In closing argument, and no doubt in an attempt to divert judicial attention from to the evidence of dishonesty, the claimant’s counsel made an interesting submission. It was said, in relation to the vehicle damage claim, that Coles & Others v Hetherton & Others  EWCA Civ 1704 lent support to the conclusions that the true measure of loss was the loss in value of the Q7, the assessor’s report upon which the claimant relied was sufficient to demonstrate the loss of value and the fact that ‘partial’ repairs were subsequently carried out was irrelevant.
In response to that argument, counsel for Tuffnells accepted that the correct measure of loss, in respect of the Q7, was its diminution.
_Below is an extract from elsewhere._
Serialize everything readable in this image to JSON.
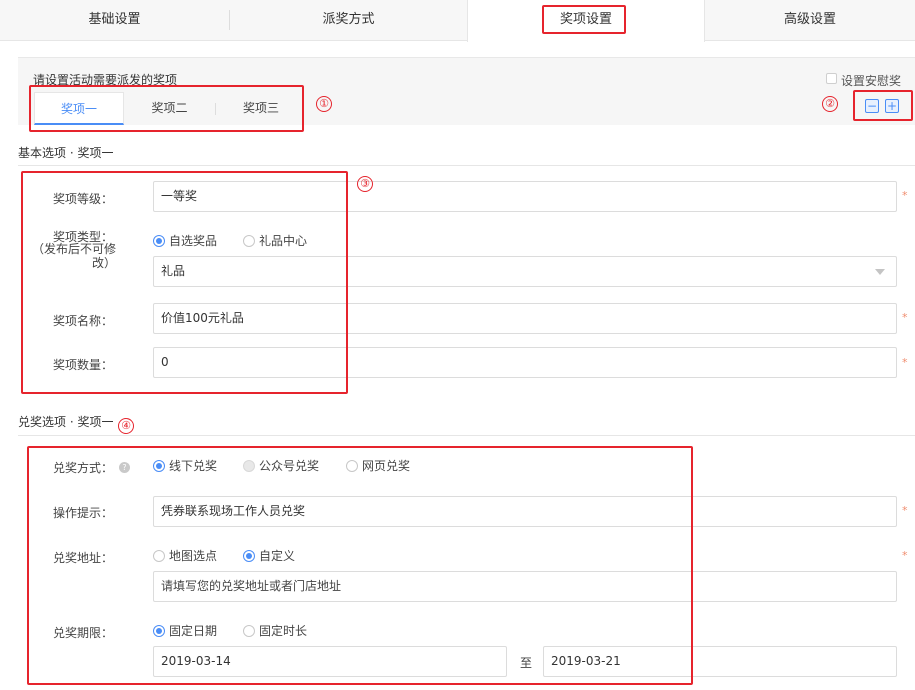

However, it was pointed out that the High Court, in Coles, remarked that the production of a repair invoice is frequently the best way of demonstrating the prima facie loss of value, this finding by the High Court in Coles had not been overturned by the Court of Appeal and, as the claimant had deliberately concealed the repair documentation, he had not proven his claim.
In his judgment, the recorder found ‘without hesitation’ that the claim was dishonest, citing six discreet areas of dishonesty. In relation to the claimant’s diminution argument, the judge said this:
There is a claim for the pre-accident value of the car less salvage value. The engineer’s report supports that claim but the claimant’s evidence is that in fact repairs were done to the car at a much lower cost than that anticipated by the engineer. In part this is because, the claimant says, those repairs were partial only and the vehicle was then later sold. Hence, to assess the claim for diminution in value of the vehicle due to the accidental damage, which is put at £16,000, the court would need evidence of what repairs were done at what cost and at what price the car was sold at and when. I do not have that evidence. I am not prepared to speculate about it and therefore the true diminution in value of the car, if any, is not proved.
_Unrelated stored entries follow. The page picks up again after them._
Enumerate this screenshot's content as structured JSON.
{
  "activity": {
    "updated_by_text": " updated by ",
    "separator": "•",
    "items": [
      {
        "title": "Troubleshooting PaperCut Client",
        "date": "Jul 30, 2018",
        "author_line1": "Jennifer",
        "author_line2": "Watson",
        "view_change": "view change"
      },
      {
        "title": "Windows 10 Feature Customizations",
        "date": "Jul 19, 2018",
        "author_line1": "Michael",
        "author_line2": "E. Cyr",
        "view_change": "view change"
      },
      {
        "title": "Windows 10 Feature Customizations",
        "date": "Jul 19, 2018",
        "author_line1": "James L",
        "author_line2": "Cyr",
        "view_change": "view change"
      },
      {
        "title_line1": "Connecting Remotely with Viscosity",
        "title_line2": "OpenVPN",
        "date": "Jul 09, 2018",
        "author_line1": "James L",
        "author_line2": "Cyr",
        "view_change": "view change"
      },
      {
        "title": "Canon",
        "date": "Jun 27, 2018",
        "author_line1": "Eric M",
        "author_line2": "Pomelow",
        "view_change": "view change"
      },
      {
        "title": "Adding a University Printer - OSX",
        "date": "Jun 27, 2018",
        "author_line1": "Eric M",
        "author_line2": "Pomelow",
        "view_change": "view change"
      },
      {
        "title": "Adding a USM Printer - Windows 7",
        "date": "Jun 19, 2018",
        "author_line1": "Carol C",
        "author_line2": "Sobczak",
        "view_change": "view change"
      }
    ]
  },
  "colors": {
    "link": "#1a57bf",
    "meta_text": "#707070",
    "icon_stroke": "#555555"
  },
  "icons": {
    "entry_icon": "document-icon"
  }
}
Unsurprisingly, the claim was dismissed. You can read the full judgment.
Such was the level of dishonesty and perseverance of the claimant in this case, Tuffnells has since issued contempt proceedings against him. At a recent hearing, permission was given and a trial is expected the first quarter of 2018.
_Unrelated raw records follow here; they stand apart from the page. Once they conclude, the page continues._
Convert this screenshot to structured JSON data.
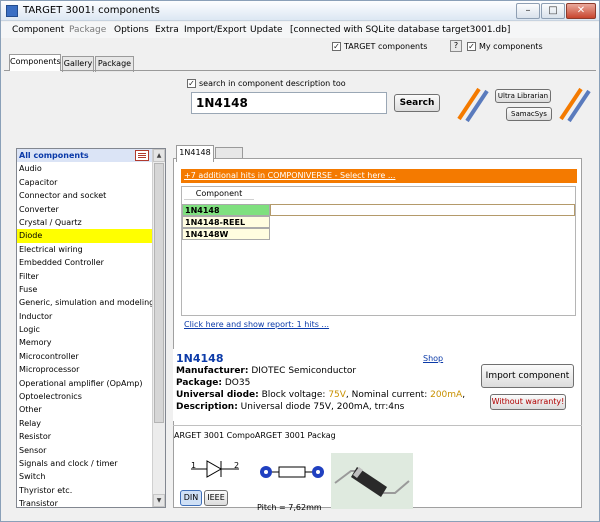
{
  "window": {
    "title": "TARGET 3001! components",
    "min": "–",
    "max": "□",
    "close": "✕"
  },
  "menu": [
    "Component",
    "Package",
    "Options",
    "Extra",
    "Import/Export",
    "Update"
  ],
  "status": "[connected with SQLite database target3001.db]",
  "checks": {
    "target_components": "TARGET components",
    "help": "?",
    "my_components": "My components",
    "search_desc": "search in component description too",
    "mark": "✓"
  },
  "tabs": [
    "Components",
    "Gallery",
    "Package"
  ],
  "search": {
    "value": "1N4148",
    "button": "Search"
  },
  "vendors": {
    "ultra": "Ultra Librarian",
    "samac": "SamacSys"
  },
  "categories": [
    "All components",
    "Audio",
    "Capacitor",
    "Connector and socket",
    "Converter",
    "Crystal / Quartz",
    "Diode",
    "Electrical wiring",
    "Embedded Controller",
    "Filter",
    "Fuse",
    "Generic, simulation and modeling",
    "Inductor",
    "Logic",
    "Memory",
    "Microcontroller",
    "Microprocessor",
    "Operational amplifier (OpAmp)",
    "Optoelectronics",
    "Other",
    "Relay",
    "Resistor",
    "Sensor",
    "Signals and clock / timer",
    "Switch",
    "Thyristor etc.",
    "Transistor"
  ],
  "selected_category": "Diode",
  "result_tab": "1N4148",
  "hits_banner": "+7 additional hits in COMPONIVERSE - Select here ...",
  "column_header": "Component name",
  "results": [
    "1N4148",
    "1N4148-REEL",
    "1N4148W"
  ],
  "report_link": "Click here and show report: 1 hits ...",
  "detail": {
    "name": "1N4148",
    "shop": "Shop",
    "manufacturer_label": "Manufacturer:",
    "manufacturer": " DIOTEC Semiconductor",
    "package_label": "Package:",
    "package": " DO35",
    "type_label": "Universal diode:",
    "voltage_pre": " Block voltage: ",
    "voltage": "75V",
    "current_pre": ", Nominal current: ",
    "current": "200mA",
    "current_post": ",",
    "desc_label": "Description:",
    "desc": " Universal diode  75V, 200mA, trr:4ns"
  },
  "import_button": "Import component",
  "warranty_button": "Without warranty!",
  "lib_tabs": "ARGET 3001 CompoARGET 3001 Packag",
  "symbol_pins": {
    "p1": "1",
    "p2": "2"
  },
  "din": "DIN",
  "ieee": "IEEE",
  "pitch": "Pitch = 7,62mm",
  "colors": {
    "accent": "#f47a00",
    "link": "#0b3aa8",
    "selected": "#ffff00",
    "highlight": "#c89000"
  }
}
This decision, which appears on Lawtel, is likely to be very helpful for insurers.
It is often suspected that conclusions contained in the engineers’ reports upon which claimants rely are unrealistic and that, when vehicles are purported to be written off or damaged to a certain extent, claimants go on to have their vehicles repaired for an amount which is appreciably lower than the market value or the estimated cost of repairs.
Insurers are entitled to ask for the evidence of the cost of those repairs and, claimants who conceal the cost, may well find their vehicle damage claims dismissed in full.
As to the outcome of the contempt proceedings… watch this space.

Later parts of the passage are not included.